If $G$ be a group of order $8$ and $x$ be a element of order $4$. Prove that $x^2 \in Z(G)$
Hint:
Normality only implies that $gH=Hg$, i.e. $$gh_1 = h_2g$$ where $h_1,h_2\in H$ might be different. Since $x$ has order four, list all elements of $H$. If $gx^2 = hg$, what could $h$ be?
$gH=Hg$ does not imply that $gh=hg$ for all $h\in H$. These are different things.
Here is a possible solution. Let $g\in G$. Then $gx^2g^{-1}=(gxg^{-1})^2$. Since $\langle x\rangle\trianglelefteq G$ we know that $gxg^{-1}\in\langle x\rangle$. Now what $gxg^{-1}$ might be? Of course it can't be the identity $e$ because the identity is conjugate only to itself. Also it can't be $x^2$ because then we would get $e=(x^2)^2=(gxg^{-1})^2=gx^2g^{-1}$ which is again a contradiction.

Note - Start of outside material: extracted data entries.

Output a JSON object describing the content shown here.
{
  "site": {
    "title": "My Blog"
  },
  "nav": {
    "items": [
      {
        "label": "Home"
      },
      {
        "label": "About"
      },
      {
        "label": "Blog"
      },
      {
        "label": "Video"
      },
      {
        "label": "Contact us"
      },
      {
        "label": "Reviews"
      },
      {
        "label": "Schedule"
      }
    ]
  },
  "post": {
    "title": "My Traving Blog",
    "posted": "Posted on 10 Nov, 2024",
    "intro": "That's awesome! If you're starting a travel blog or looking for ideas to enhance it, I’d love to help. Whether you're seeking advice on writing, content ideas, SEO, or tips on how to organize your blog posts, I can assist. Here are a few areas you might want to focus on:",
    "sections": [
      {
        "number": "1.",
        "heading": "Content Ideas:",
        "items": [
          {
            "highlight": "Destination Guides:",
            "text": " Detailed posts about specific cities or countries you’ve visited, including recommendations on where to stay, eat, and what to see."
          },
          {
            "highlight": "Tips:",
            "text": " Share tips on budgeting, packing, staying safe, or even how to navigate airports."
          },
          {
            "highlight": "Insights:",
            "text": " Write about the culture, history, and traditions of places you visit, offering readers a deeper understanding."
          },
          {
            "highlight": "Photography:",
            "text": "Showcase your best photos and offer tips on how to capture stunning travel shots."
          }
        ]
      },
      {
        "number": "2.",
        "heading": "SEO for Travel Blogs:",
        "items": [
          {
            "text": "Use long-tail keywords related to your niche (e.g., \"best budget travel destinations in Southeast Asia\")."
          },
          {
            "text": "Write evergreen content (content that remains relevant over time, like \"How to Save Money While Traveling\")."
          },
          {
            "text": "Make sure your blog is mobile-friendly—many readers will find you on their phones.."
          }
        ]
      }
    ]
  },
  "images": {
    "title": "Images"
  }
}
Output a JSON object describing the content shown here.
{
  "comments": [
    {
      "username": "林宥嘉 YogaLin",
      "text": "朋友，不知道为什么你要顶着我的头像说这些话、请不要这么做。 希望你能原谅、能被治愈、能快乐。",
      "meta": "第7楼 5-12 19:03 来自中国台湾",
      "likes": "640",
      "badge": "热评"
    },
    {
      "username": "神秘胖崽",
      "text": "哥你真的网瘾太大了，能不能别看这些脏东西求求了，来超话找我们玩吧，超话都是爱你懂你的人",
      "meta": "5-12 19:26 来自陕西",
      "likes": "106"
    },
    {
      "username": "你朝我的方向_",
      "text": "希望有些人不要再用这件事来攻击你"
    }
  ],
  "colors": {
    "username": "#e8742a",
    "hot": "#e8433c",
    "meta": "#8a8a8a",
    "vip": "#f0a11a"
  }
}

Hence $gxg^{-1}$ is either $x$ or $x^3$ and hence $gx^2g^{-1}=(gxg^{-1})^2=x^2$.
This can be obtained by several methods.
(1) There are only two non-abelian groups of order $8$: $D_8$ and $Q_8$. You can check them respectively.
(2) $Z(G)$ must have order $p$ if $G$ has order $p^3$, with $G/Z(G)\cong\mathbb{Z}_p\times\mathbb{Z}_p$. In this case $p = 2$ and so $G/Z(G)\cong\mathbb{Z}_2\times\mathbb{Z}_2$. Hence for any $gZ(G)\in G/Z(G)$, $g^2Z(G) = Z(G)$.
Therefore, a more general case is that if $G$ has order $p^3$, where $p$ is a prime number, then $g^p\in Z(G)$ for all $g\in G$ (not necessarily to be of order $p^2$). In your question, $x$ is not necessarily to be of order $4$.